Great efforts have been dedicated to polarization anisotropies of CMB, in particular for searching the primordial B-mode associated to the stochastic field of gravitational waves, the smoking gun of inflation: its detection means to understand at what energy scale inflation occurred.

The IASFBO contributed, particularly with foreground and theoretical studies, to the proposal of a mission, called  COrE (Cosmic Origins Explorer), for the ESA Cosmic Vision, and it is involved, also on the point of view of new technologies, to improve such researches towards a project in response to future ESA opportunities.

Cosmology statistical analysis

The statistical analysis is a fundamental tool for Cosmology.
The employed methods in the statistical analyses are classified in two categories: the frequentist and the bayesian approach. The former tests a particular cosmological model and computes its probability of validity through a comparison with data. The latter instead starting from the observations, extracts the model that better describes the data.
These analyses imply heavy computations that need the use of supercomputers.

The figure shows an example of how several cosmological data sets are joined together in order to constrain, with a Bayesian approach, two free parameters of the cosmological models, i.e. w (equation of state of the dark energy) = p/rho and Omega_m (dimensionless parameter for the energy density of the matter, baryonic and dark matter).

 Algorithms for observational cosmology

“Cosmology studies the birth and the evolution of the Universe”: This definition suggests either Star Trek or to the Critique of Pure Reason. In real life it is not like that: many times cosmology is just a matter of the “brute force work” and the data analysis sounds much more technical than poetry.

Most of the cosmological data analysis pipeline can be seen as an enormous exercise of lossless compression.
An example: the measurement of the CMB (cosmic microwave background); the Planck satellite will produce 50 terabytes of data, through data analysis, this wealth of information is compressed into about 12 numbers (eg, age, energy budget of the universe, curvature, amount  of dark matter and dark energy). Those few numbers describe parametrically the universe and through them it becomes possible to confirm or reject  the current cosmological theories.

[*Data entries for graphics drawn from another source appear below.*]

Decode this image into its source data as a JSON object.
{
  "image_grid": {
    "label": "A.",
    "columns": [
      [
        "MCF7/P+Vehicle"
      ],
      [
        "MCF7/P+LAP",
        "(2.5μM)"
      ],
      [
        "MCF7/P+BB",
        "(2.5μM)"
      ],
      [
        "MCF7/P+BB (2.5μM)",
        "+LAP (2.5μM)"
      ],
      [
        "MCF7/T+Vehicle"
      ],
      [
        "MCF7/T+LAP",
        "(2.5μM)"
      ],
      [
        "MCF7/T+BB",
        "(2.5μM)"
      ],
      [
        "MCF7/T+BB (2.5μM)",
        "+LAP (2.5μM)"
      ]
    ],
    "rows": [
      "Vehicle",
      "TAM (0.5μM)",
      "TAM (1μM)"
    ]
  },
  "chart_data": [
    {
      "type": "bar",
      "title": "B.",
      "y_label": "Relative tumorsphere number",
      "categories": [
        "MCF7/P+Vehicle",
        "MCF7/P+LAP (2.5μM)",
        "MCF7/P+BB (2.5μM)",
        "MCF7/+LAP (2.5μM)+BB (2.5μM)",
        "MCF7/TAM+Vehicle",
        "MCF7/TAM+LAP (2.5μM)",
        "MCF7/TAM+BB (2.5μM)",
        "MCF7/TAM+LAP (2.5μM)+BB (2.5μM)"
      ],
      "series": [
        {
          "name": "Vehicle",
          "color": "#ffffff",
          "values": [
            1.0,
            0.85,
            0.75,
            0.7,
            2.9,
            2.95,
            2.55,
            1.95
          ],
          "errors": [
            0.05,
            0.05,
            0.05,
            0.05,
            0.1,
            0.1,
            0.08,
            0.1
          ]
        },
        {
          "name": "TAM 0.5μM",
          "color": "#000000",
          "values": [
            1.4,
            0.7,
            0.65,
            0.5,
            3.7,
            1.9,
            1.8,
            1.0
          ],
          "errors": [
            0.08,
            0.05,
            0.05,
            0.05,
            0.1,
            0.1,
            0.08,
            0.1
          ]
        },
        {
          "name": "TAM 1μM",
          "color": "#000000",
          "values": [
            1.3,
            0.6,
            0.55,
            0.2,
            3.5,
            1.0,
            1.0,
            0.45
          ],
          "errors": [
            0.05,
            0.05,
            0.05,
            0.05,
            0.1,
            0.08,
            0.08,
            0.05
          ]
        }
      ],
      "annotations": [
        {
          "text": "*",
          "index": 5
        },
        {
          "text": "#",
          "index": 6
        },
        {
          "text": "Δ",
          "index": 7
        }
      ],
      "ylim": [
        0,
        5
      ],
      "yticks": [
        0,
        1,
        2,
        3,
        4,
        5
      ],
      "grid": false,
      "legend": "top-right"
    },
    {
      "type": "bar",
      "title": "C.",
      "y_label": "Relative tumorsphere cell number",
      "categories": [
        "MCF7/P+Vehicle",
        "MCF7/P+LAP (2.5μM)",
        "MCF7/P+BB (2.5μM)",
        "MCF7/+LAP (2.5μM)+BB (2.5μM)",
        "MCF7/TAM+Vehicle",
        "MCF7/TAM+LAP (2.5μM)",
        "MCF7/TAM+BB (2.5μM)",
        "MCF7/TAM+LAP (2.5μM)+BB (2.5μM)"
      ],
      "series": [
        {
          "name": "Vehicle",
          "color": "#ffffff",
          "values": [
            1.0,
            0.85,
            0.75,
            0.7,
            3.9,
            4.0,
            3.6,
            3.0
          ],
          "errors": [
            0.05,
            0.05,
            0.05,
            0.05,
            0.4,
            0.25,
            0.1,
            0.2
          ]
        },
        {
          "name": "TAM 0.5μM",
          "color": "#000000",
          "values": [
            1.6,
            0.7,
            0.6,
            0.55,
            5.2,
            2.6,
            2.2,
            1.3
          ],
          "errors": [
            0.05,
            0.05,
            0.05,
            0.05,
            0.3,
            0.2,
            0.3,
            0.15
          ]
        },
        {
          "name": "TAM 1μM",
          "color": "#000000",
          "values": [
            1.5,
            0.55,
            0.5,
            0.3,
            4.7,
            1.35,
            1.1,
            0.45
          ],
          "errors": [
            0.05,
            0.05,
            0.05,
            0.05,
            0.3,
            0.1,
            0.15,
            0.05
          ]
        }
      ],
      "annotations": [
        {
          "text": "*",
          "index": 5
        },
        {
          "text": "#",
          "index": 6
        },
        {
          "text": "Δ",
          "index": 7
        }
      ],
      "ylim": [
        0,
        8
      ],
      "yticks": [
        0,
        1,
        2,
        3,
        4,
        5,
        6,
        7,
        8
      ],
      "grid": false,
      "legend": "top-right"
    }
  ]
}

Clearly, in this process it is fundamental the use of parallel computing facilities.
Our institute accesses directly the Italian Inter-university Consortium CINECA as well as the NERSC supercomputing facilities based in California.

Radio-mm-IR astrophysics

Galactic radio emission (dominated by synchrotron) at 1.4 GHz in total intensity and polarization. Note the strong depolarization of the signal in the inner regions. (Credits: C. Burigana et al., 2006, AN, 327 491).

Different astrophysical processes, dominating at specific wavelengths, operate in our Universe. The analysis of radiation from radio to infrared allows us to understand many astrophysical phenomena occurring in galaxies.

Electrons, spiralling in galactic magnetic fields, emit synchrotron radiation, relevant from radio to millimetre, where also free-free emission, associated to the presence of electrons and ionized atoms, diffuse or in localized regions (HII), is also important.

From millimetre to infrared, the thermal emission from interstellar medium dust grains emerges, while rotating dust grains contribute to the millimetre signal, as clearly probed by the Planck satellite, that also discovered thousands of very cold dust cores, at about 10 Kelvin degrees, in our galaxy.

Stars at early and late evolutionary phases, with their envelopes of gas and dust grains, significantly emit in these wavelengths. Furthermore, it is possible that a radiation, produced by the mysterious dark matter, emerges from the inner regions of galaxies. Galaxies aggregate in clusters of galaxies.

The intergalactic space among them if filled by hot gas, achieving temperatures of millions of degrees, that significantly emits in the X-rays but that leaves also well defined signatures in the cosmic microwave background.